Dads are relaxed in online sessions and kids are trying new foods
Nowhere is there a better use of innovative technology for Extension programming than in Detroit Lakes, where Cooking Matters classes are offered via Zoom to members of the Catholic Health Initiative St. Joseph's FATHER Project.
The FATHER (Fostering Actions To Help Earnings and Responsibility) Project, part of Goodwill Easter Seals, helps fathers overcome the barriers that prevent them from supporting their children economically and emotionally.
The online version of Cooking Matters during COVID-19 was conceived by Donna Anderson, University of Minnesota Extension SNAP-Ed* educator based in Hubbard County. She approached FATHER Project Coordinator Joe Johnson about the idea, and he immediately agreed.
While the classroom component is different, class structure and lesson plans remain the same with six weekly classes. Most of the students already regularly cook and grill but Cooking Matters provides new recipes and cooking tips, and there are lessons about stretching budgets, portion sizes, physical activity and mental health.
With the help of Tim McMichael, a father taking part in the class, Johnson does the weekly shopping, organizes bags for each family, and leaves groceries and printed recipes for curbside pick-up before class. Johnson facilitates and takes part with his son, Mekiah, and the other dads. "We are a father-son team,” he says.
During the Zoom class, Anderson acts as chef and food safety teacher. Extension SNAP-Ed educators Kathryn Lien, Rosie Gonzalez and Jackie Larson teach the other topics. Students are eager to begin, so their ingredients are prepped and ready to go before class begins. They listen to lessons on nutrition with video on and microphones muted while cooking in their own kitchens. After class, students post images of their creations on Facebook.
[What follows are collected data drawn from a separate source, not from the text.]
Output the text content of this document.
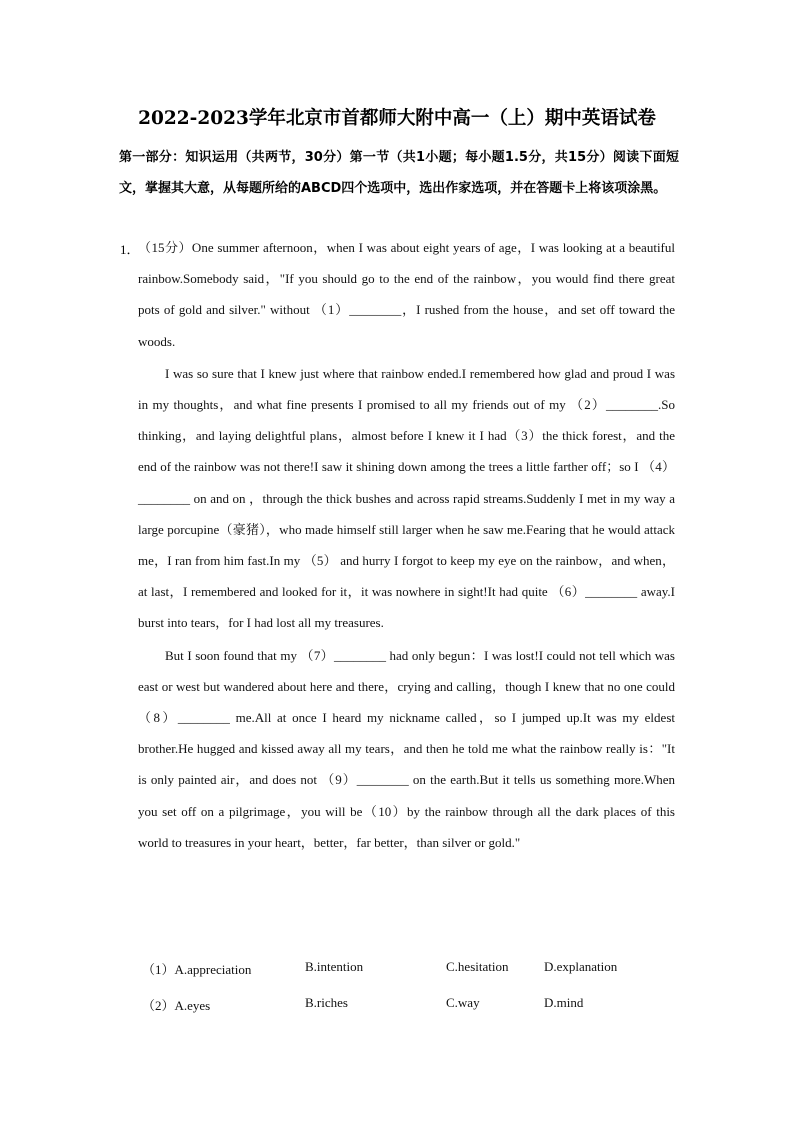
2022-2023学年北京市首都师大附中高一（上）期中英语试卷
第一部分：知识运用（共两节，30分）第一节（共1小题；每小题1.5分，共15分）阅读下面短文，掌握其大意，从每题所给的ABCD四个选项中，选出作家选项，并在答题卡上将该项涂黑。
1．

（15分）One summer afternoon，when I was about eight years of age，I was looking at a beautiful rainbow.Somebody said，"If you should go to the end of the rainbow，you would find there great pots of gold and silver." without （1）________，I rushed from the house，and set off toward the woods.

I was so sure that I knew just where that rainbow ended.I remembered how glad and proud I was in my thoughts，and what fine presents I promised to all my friends out of my （2）________.So thinking，and laying delightful plans，almost before I knew it I had（3）the thick forest，and the end of the rainbow was not there!I saw it shining down among the trees a little farther off；so I （4）________ on and on ，through the thick bushes and across rapid streams.Suddenly I met in my way a large porcupine（豪猪），who made himself still larger when he saw me.Fearing that he would attack me，I ran from him fast.In my （5） and hurry I forgot to keep my eye on the rainbow，and when，at last，I remembered and looked for it，it was nowhere in sight!It had quite （6）________ away.I burst into tears，for I had lost all my treasures.

But I soon found that my （7）________ had only begun：I was lost!I could not tell which was east or west but wandered about here and there，crying and calling，though I knew that no one could （8）________ me.All at once I heard my nickname called，so I jumped up.It was my eldest brother.He hugged and kissed away all my tears，and then he told me what the rainbow really is："It is only painted air，and does not （9）________ on the earth.But it tells us something more.When you set off on a pilgrimage，you will be（10）by the rainbow through all the dark places of this world to treasures in your heart，better，far better，than silver or gold."

（1）A.appreciation	B.intention	C.hesitation	D.explanation
（2）A.eyes	B.riches	C.way	D.mind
“We try to make it silly and fun,” says Anderson, emphasizing that students learn a great deal. The best outcome of online class? “Kids are eating or at least trying new foods,” says Anderson. McMichael’s young daughter was even caught on camera sneaking back into the kitchen to grab an entire quesadilla after trying one bite.
Some dads add items they have on hand to enhance the Cooking Matters recipes, Johnson says. “We might jazz up the meal, but Donna’s foundation is always there.”
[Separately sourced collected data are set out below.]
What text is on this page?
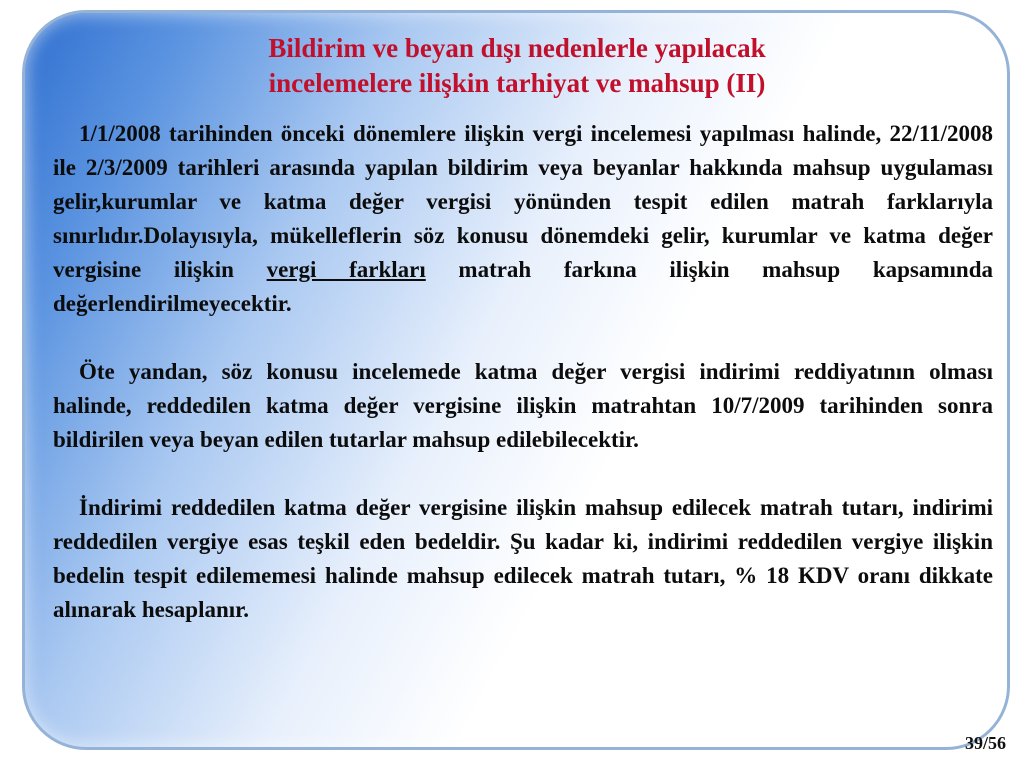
Bildirim ve beyan dışı nedenlerle yapılacak
incelemelere ilişkin tarhiyat ve mahsup (II)

1/1/2008 tarihinden önceki dönemlere ilişkin vergi incelemesi yapılması halinde, 22/11/2008 ile 2/3/2009 tarihleri arasında yapılan bildirim veya beyanlar hakkında mahsup uygulaması gelir,kurumlar ve katma değer vergisi yönünden tespit edilen matrah farklarıyla sınırlıdır.Dolayısıyla, mükelleflerin söz konusu dönemdeki gelir, kurumlar ve katma değer vergisine ilişkin vergi farkları matrah farkına ilişkin mahsup kapsamında değerlendirilmeyecektir.

Öte yandan, söz konusu incelemede katma değer vergisi indirimi reddiyatının olması halinde, reddedilen katma değer vergisine ilişkin matrahtan 10/7/2009 tarihinden sonra bildirilen veya beyan edilen tutarlar mahsup edilebilecektir.

İndirimi reddedilen katma değer vergisine ilişkin mahsup edilecek matrah tutarı, indirimi reddedilen vergiye esas teşkil eden bedeldir. Şu kadar ki, indirimi reddedilen vergiye ilişkin bedelin tespit edilememesi halinde mahsup edilecek matrah tutarı, % 18 KDV oranı dikkate alınarak hesaplanır.

39/56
Johnson’s 19-year-old son, Mekiah, wasn’t sure what to expect from the class, but the nervousness went away. “I love how hands-on class is and you get to work with other people.”
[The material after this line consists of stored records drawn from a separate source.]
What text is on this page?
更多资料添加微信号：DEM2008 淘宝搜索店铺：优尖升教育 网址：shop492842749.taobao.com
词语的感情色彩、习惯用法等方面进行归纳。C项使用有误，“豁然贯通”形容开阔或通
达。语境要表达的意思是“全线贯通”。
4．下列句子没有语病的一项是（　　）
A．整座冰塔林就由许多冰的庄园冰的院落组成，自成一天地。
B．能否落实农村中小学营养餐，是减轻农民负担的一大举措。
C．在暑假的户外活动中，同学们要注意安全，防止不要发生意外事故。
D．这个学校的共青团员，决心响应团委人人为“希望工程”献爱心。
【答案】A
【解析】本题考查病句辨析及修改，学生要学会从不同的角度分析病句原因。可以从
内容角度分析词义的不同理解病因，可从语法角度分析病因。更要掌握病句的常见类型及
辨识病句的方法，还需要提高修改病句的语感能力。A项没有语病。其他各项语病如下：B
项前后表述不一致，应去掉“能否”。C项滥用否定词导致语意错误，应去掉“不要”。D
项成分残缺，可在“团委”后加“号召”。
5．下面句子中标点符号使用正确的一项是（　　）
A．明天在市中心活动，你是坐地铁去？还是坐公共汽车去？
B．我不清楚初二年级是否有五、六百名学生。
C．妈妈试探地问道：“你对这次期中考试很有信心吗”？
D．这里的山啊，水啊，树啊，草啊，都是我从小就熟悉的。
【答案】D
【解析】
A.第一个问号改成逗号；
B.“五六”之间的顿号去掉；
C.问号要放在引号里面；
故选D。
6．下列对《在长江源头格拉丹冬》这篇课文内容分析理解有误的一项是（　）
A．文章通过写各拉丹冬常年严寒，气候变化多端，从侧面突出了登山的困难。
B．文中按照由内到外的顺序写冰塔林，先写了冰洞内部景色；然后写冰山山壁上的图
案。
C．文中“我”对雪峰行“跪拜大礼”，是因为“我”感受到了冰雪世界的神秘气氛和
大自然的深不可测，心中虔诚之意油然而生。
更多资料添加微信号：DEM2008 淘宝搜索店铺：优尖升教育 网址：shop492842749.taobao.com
“There are five dads in our class. I feel it’s advantageous to keep our group smaller. I can easily see Donna and all of the participants cooking,” Joe Johnson says. He gets the other participants to buy in to some of the healthier recipes. “They see turkey and beans, no salt. ‘What is this?’ Now they’re calling me, excited for the next group. They’re talking about nutrition and whole grains.”
Using Zoom allows the dads to be active in their children’s lives and cook in a relaxed setting, Johnson says. He stressed that the dads and their families love this time cooking and eating together. “It matters. It’s important.”
*Supplemental Nutrition Assistance Program Education
Farmers market tours: A great idea made even better
The fresh, local, healthy foods at farmers markets benefit everyone. But not all of us are familiar with shopping at farmers markets. Thelma Garcia and Milena Nunez Garcia, Extension SNAP-Ed educators, sought to share the experience with their clients.
The educators used a Cooking Matters at the Store lesson plan to tailor a series of farmers market tours accessible to English, Karen and Spanish speaking participants.
In 2018, Garcia and Nunez Garcia led tours at Albert Lea and Rochester farmers markets, promoting the markets to Albert Lea’s WIC program participants. Every dollar of electronic benefits used at the market is matched up to $10. Participants’ children had opportunities to join POP (Power of Produce) Club, a farmers market incentive program for youth.
Garcia and Nunez Garcia responded with innovation when COVID-19 limited in-person activities worldwide. An idea for video tours, produced with voiceovers in several languages, quickly took off.
“We highlight different fruits and vegetables from different cultures,” says Nunez Garcia. “We want to include everybody, and these videos are for everybody too. We can reach even more people than before.”
Garcia agreed, adding, “If it works for us, the whole state can use the videos to reach many participants. The videos will be very useful even when COVID is over.”
What is Cooking Matters?
In 2009, University of Minnesota Extension partnered with Share Our Strength, a nonprofit working to end hunger and poverty, to bring Cooking Matters to Minnesota.
Cooking-based courses are taught by a dedicated corps of volunteers, SNAP-Ed educators and EFNEP (Expanded Food & Nutrition Education Program) educators. Cooking Matters is one way that Extension helps families struggling with a limited food budget learn how to shop for and prepare healthy, affordable and delicious meals.